Con una nuova denuncia sotto braccio, Marcello Minasi, presidente del Comitato spontaneo “Salvare l’Ospedale Piemonte”, è tornato sabato scorso alla Procura della Repubblica di Messina.
Questa volta l’esposto è relativo all’art. 650 del Codice Penale, riguardante le “contravvenzioni concernenti l’ordine pubblico e la tranquillità pubblica”. Nel testo dell’articolo si legge: “Chiunque non osserva un provvedimento legalmente dato dall’Autorità per ragione di giustizia o di sicurezza pubblica, o d’ordine pubblico o d’igiene, è punito, …”.

Il riferimento è all’Ordinanza del 5 ottobre scorso emanata dal Sindaco, Renato Accorinti, che di fatto ha bloccato lo smantellamento del Pronto Soccorso del Piemonte, intimando al Direttore Generale dell’Azienda Ospedaliera Papardo-Piemonte di “astenersi dall’attuare la rispettiva deliberazione n. 602 del 16 settembre 2015, così mantenendo nello stabilimento ospedaliero Piemonte il pronto soccorso e, con esso, tutte le unità operative che fin ora hanno operato nel Presidio in funzione di esso”.

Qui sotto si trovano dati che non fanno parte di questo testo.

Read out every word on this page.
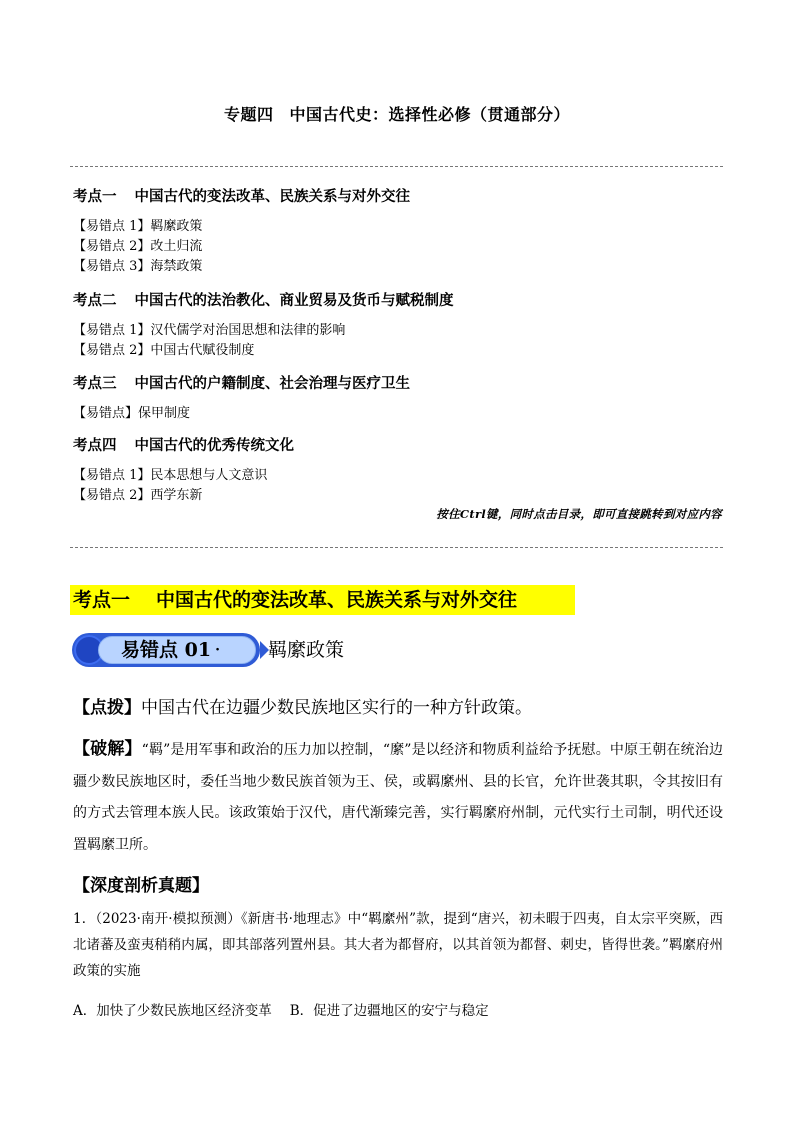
专题四 中国古代史：选择性必修（贯通部分）
考点一 中国古代的变法改革、民族关系与对外交往
【易错点 1】羁縻政策
【易错点 2】改土归流
【易错点 3】海禁政策
考点二 中国古代的法治教化、商业贸易及货币与赋税制度
【易错点 1】汉代儒学对治国思想和法律的影响
【易错点 2】中国古代赋役制度
考点三 中国古代的户籍制度、社会治理与医疗卫生
【易错点】保甲制度
考点四 中国古代的优秀传统文化
【易错点 1】民本思想与人文意识
【易错点 2】西学东新
按住Ctrl键，同时点击目录，即可直接跳转到对应内容
考点一 中国古代的变法改革、民族关系与对外交往
易错点 01 ·	羁縻政策
【点拨】中国古代在边疆少数民族地区实行的一种方针政策。
【破解】“羁”是用军事和政治的压力加以控制，“縻”是以经济和物质利益给予抚慰。中原王朝在统治边疆少数民族地区时，委任当地少数民族首领为王、侯，或羁縻州、县的长官，允许世袭其职，令其按旧有的方式去管理本族人民。该政策始于汉代，唐代渐臻完善，实行羁縻府州制，元代实行土司制，明代还设置羁縻卫所。
【深度剖析真题】
1．（2023·南开·模拟预测）《新唐书·地理志》中“羁縻州”款，提到“唐兴，初未暇于四夷，自太宗平突厥，西北诸蕃及蛮夷稍稍内属，即其部落列置州县。其大者为都督府，以其首领为都督、刺史，皆得世袭。”羁縻府州政策的实施
A．加快了少数民族地区经济变革 B．促进了边疆地区的安宁与稳定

Il Comitato nella denuncia chiede che venga rispettata la stessa Ordinanza, anche nella parte in cui si intima il ripristino dei reparti già trasferiti al Papardo e strettamente connessi col Pronto Soccorso, ovvero Chirurgia, Cardiologia, Medicina e Ortopedia, così come formulato da Minasi rivolgendosi alla Magistratura: “Va da sé che le unità operative traslocate durante l’estate al Papardo con il pretesto dell’organizzazione delle ferie, ma con il malcelato protervo disegno di preparare l’eliminazione del pronto soccorso, (v. il ns seguito alla prima denuncia in data 6/7/2015 che segnalava tale situazione con la “rimodulazione” delle unità di chirurgia e ortopedia) debbono ritornare nei locali dell’Ospedale Piemonte fino al “concreto effetto di un atto legislativo regionale” onde scongiurare i pericoli per l’incolumità ed addirittura per l’ordine pubblico ventilati”.

Minasi segnala nell’esposto pure “qualcuno degli effetti paradossali e pericolosi prodotti dall’ingiustificato e francamente sospetto accanimento e dalla fretta con cui si vuole procedere alla chiusura del pronto soccorso in centro”.

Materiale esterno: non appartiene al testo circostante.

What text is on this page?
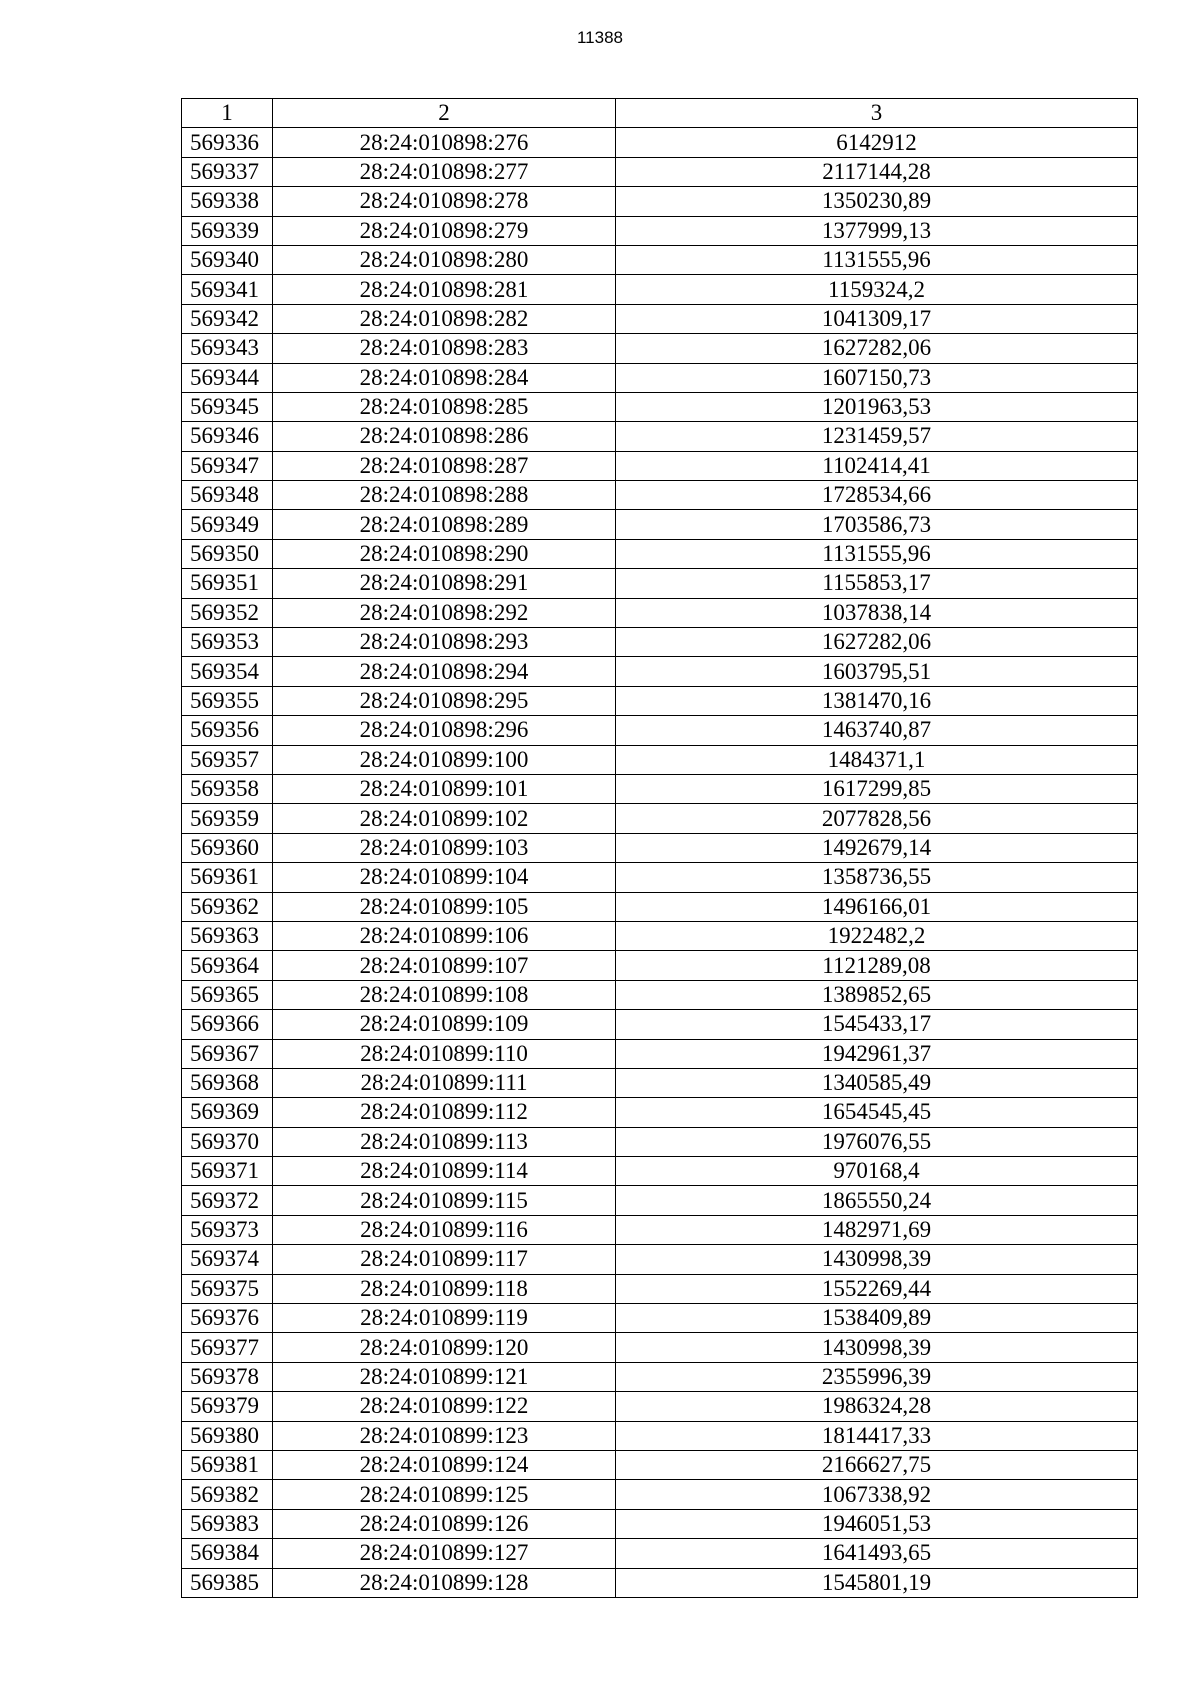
11388
1	2	3
569336	28:24:010898:276	6142912
569337	28:24:010898:277	2117144,28
569338	28:24:010898:278	1350230,89
569339	28:24:010898:279	1377999,13
569340	28:24:010898:280	1131555,96
569341	28:24:010898:281	1159324,2
569342	28:24:010898:282	1041309,17
569343	28:24:010898:283	1627282,06
569344	28:24:010898:284	1607150,73
569345	28:24:010898:285	1201963,53
569346	28:24:010898:286	1231459,57
569347	28:24:010898:287	1102414,41
569348	28:24:010898:288	1728534,66
569349	28:24:010898:289	1703586,73
569350	28:24:010898:290	1131555,96
569351	28:24:010898:291	1155853,17
569352	28:24:010898:292	1037838,14
569353	28:24:010898:293	1627282,06
569354	28:24:010898:294	1603795,51
569355	28:24:010898:295	1381470,16
569356	28:24:010898:296	1463740,87
569357	28:24:010899:100	1484371,1
569358	28:24:010899:101	1617299,85
569359	28:24:010899:102	2077828,56
569360	28:24:010899:103	1492679,14
569361	28:24:010899:104	1358736,55
569362	28:24:010899:105	1496166,01
569363	28:24:010899:106	1922482,2
569364	28:24:010899:107	1121289,08
569365	28:24:010899:108	1389852,65
569366	28:24:010899:109	1545433,17
569367	28:24:010899:110	1942961,37
569368	28:24:010899:111	1340585,49
569369	28:24:010899:112	1654545,45
569370	28:24:010899:113	1976076,55
569371	28:24:010899:114	970168,4
569372	28:24:010899:115	1865550,24
569373	28:24:010899:116	1482971,69
569374	28:24:010899:117	1430998,39
569375	28:24:010899:118	1552269,44
569376	28:24:010899:119	1538409,89
569377	28:24:010899:120	1430998,39
569378	28:24:010899:121	2355996,39
569379	28:24:010899:122	1986324,28
569380	28:24:010899:123	1814417,33
569381	28:24:010899:124	2166627,75
569382	28:24:010899:125	1067338,92
569383	28:24:010899:126	1946051,53
569384	28:24:010899:127	1641493,65
569385	28:24:010899:128	1545801,19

“In occasione della riunione convocata dalla d.ssa Parrinello n. q. di direttore medico di presidio – si continua nell’istanza – come si evince dal verbale del 23/9/2015 (all. n. 1), emerge con estrema chiarezza, ad esempio, che i locali destinati all’ortopedia al Papardo sono assolutamente insufficienti ad ospitare tutti i letti e le attrezzature che possano assicurare l’ intervento di urgenza: a tal fine basta la semplice lettura del verbale che si allega. Lo stesso, con ancora più allarmante chiarezza si deduce dalle dichiarazioni del dr. Sutera quanto al reparto di rianimazione (!) ove si afferma che “non è strutturalmente possibile ospitare i sei letti dell’ospedale Piemonte, il tutto mentre restano inutilizzati molti posti letto dell’ospedale Piemonte e i pazienti rischiano per l’incolumità”.

Inoltre, si segnalano due dei diversi casi, conseguenti alla mancanza degli opportuni reparti al Piemonte, con pazienti, anche con sospette gravi situazioni, sballottati a Taormina o allo Iomi di Ganzirri, per mancanza di posti negli altri nosocomi cittadini.

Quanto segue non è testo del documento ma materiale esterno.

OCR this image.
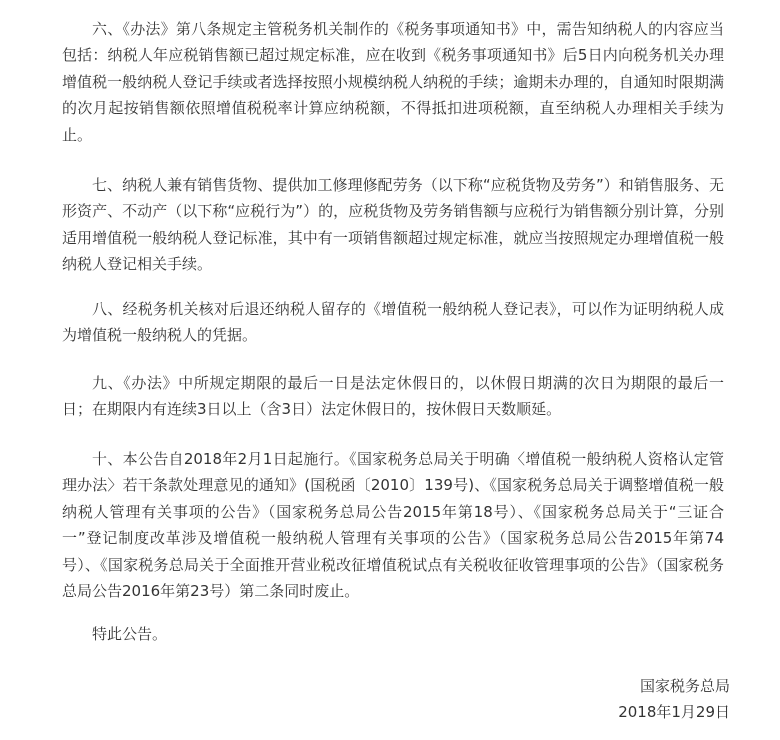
六、《办法》第八条规定主管税务机关制作的《税务事项通知书》中，需告知纳税人的内容应当包括：纳税人年应税销售额已超过规定标准，应在收到《税务事项通知书》后5日内向税务机关办理增值税一般纳税人登记手续或者选择按照小规模纳税人纳税的手续；逾期未办理的，自通知时限期满的次月起按销售额依照增值税税率计算应纳税额，不得抵扣进项税额，直至纳税人办理相关手续为止。

七、纳税人兼有销售货物、提供加工修理修配劳务（以下称“应税货物及劳务”）和销售服务、无形资产、不动产（以下称“应税行为”）的，应税货物及劳务销售额与应税行为销售额分别计算，分别适用增值税一般纳税人登记标准，其中有一项销售额超过规定标准，就应当按照规定办理增值税一般纳税人登记相关手续。

八、经税务机关核对后退还纳税人留存的《增值税一般纳税人登记表》，可以作为证明纳税人成为增值税一般纳税人的凭据。

九、《办法》中所规定期限的最后一日是法定休假日的，以休假日期满的次日为期限的最后一日；在期限内有连续3日以上（含3日）法定休假日的，按休假日天数顺延。

十、本公告自2018年2月1日起施行。《国家税务总局关于明确〈增值税一般纳税人资格认定管理办法〉若干条款处理意见的通知》(国税函〔2010〕139号)、《国家税务总局关于调整增值税一般纳税人管理有关事项的公告》（国家税务总局公告2015年第18号）、《国家税务总局关于“三证合一”登记制度改革涉及增值税一般纳税人管理有关事项的公告》（国家税务总局公告2015年第74号）、《国家税务总局关于全面推开营业税改征增值税试点有关税收征收管理事项的公告》（国家税务总局公告2016年第23号）第二条同时废止。

特此公告。

国家税务总局
2018年1月29日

Il tutto, fa notare il Comitato, mentre “Il DG, che si guarda bene dal fare le assunzioni temporanee previste dalla legge per supplire a temporanee necessità (ad es. i turni feriali con cui ha giustificato l’inizio dello smantellamento), si preoccupa di assumere dermatologi e statistici”.

Quest’ultima denuncia segue quella dello scorso 9 giugno, per il trasferimento dei quattro posti di Medicina, indicando la violazione degli articoli 340 del Codice Penale (Interruzione di un ufficio o servizio pubblico o di un servizio di pubblica necessità); 586 del Codice Penale (Morte o lesioni come conseguenza di altro delitto); 232 (Abuso d’ufficio). Poi le precisazioni di luglio riguardanti gli altri reparti.